Another thing--in order to get wide media attention for their research, scientists from many areas try to tie their research to "global warming" and climate catastrophe. No doubt the same approach in grant proposals also works magic.

Climate sciences--even the legitimate, unassuming, conscientious climate scientists--are going to suffer an unfortunate backlash when all of this obfuscating and opportunism comes crashing down around badly failed predictions.

Too bad. It will hurt all science to some degree.

knirirr said...

The temptation for climate scientists to paint a grim picture of the climate is virtually irresistable.

That is not my experience.

No doubt the same approach in grant proposals also works magic.

Not quite magic, but highlighting the relevance of one's research to a popular topic would increase the chance of it being funded.

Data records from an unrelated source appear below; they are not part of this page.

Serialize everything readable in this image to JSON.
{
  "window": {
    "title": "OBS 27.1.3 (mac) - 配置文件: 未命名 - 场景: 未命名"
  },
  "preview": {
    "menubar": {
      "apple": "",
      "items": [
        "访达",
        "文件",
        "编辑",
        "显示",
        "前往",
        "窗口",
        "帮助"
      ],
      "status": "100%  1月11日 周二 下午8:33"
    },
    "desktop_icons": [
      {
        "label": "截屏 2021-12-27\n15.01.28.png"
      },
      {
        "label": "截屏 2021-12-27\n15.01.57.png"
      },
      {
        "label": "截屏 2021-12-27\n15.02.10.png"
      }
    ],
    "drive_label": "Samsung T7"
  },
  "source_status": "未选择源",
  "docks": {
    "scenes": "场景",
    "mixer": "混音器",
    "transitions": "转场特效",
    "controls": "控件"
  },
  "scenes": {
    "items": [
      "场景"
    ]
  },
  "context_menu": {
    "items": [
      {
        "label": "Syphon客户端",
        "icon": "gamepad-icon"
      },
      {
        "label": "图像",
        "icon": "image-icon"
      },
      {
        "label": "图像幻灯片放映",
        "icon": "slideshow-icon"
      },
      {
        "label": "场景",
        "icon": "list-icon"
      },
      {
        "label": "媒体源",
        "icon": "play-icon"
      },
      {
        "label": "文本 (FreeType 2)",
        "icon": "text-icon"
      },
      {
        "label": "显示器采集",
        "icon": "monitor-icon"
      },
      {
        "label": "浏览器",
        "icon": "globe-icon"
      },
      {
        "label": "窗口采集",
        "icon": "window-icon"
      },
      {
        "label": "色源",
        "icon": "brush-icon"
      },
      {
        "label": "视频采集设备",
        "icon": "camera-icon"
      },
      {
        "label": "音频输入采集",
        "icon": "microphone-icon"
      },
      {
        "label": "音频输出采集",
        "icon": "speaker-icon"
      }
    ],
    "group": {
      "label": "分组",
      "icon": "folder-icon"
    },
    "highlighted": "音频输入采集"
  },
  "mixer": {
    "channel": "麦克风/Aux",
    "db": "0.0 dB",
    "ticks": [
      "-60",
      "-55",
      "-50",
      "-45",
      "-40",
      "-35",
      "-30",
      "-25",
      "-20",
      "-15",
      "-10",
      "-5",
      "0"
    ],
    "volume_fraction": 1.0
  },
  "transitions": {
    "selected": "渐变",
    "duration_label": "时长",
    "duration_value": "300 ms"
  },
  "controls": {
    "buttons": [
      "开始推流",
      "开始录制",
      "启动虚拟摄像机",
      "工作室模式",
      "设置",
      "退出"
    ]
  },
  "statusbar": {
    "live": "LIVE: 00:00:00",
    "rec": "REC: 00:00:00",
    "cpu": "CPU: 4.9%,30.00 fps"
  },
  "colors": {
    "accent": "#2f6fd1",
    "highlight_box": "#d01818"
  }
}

Climate sciences ... are going to suffer an unfortunate backlash ...

Quite probably. It would suit politicians very well to be able to use current research as an excuse to do over the public, and should future research differ they can say that it was all the fault of the evil scientists.

Henry Crun said...

DK, at last a compatriot in the fight against the great MMGW hoax. I thought I was the only one who could see through the complete bullshit perpetuated by psuedo-scientists and failed vice presidents. Even my own progeny can't see that it is flawed science because "teacher says...".

As soon as the words "tax" and "trading" and "off-setting" came into the equation, you just knew it had to be yet another wheeze for govts to squeeze more money from its populace.

It is a charade, a sham and a scam.

What frightens me in this thread of comments is this:

"We do get funded by Microsoft to develop climate models, but there is not enough money from them to fund all the staff or equipment."

Microsoft developing climate prediction modelling software. Oh well at least one consolation is that when it blue screens the globalwarmingistas will take it as being soem dort of portent of a clear, carbonless sky.

Henry Crun said...

knirirr

Please can you enlighten us how some of the research projects have benefitted mankind. The cancer one I get but

"* A survey of the prevalence of viruses in wild relatives of cabbage crops in order to give some clues as to whether it would be safe to release virus-resistant GM crops."

How was this research carried out. Did loads of students go trudging through the countryside looking for poorly cabbages? How are researchers selected for these projects? How can we be sure that the results are not skewed to fit the theory because of the researchers' own political, anti-capitalist view-point.

knirirr said...

How was this [cabbage virus] research carried out?

I was considering doing a post on my journal about this particular project, as it was a very good example of spinning a research proposal in order to gain money. The chap who wrote the proposal was interested in host/pathogen/vector co-evolution but realised that the findings of such a project would be of great interest to those who were interested in field trials of GM crops.

Anyway, trudging through the countryside looking for poorly cabbages was one of the methods used, and this enabled various different strains of virus to be found. Then, plants were grown in a greenhouse and infected with the viruses so that the effects could be measured. This was primarily a comparison the amount of viral capsid that could be detected in the plants by immunoassay with the observed effects of the virus (e.g. plant death, reduction in seed production &c.).

How can we be sure that the results are not skewed to fit the theory because of the researchers' own political, anti-capitalist view-point.

In this case because the researchers were not anti-capitalist.
More generally, we assume that the peer review process works most of the time. There are criticisms (see http://en.wikipedia.org/wiki/Peer_review#Criticisms_of_peer_review) and there is room for improvement but I do not think that there is anything like the enormous conspiracy that is complained about here.

knirirr said...

As soon as the words "tax" and "trading" and "off-setting" came into the equation...

Where do you see me mention them? You should not conflate atmospheric physics research with political schemes.

Microsoft developing climate prediction modelling software.

Actually they don't develop it, but they contribute towards the cost.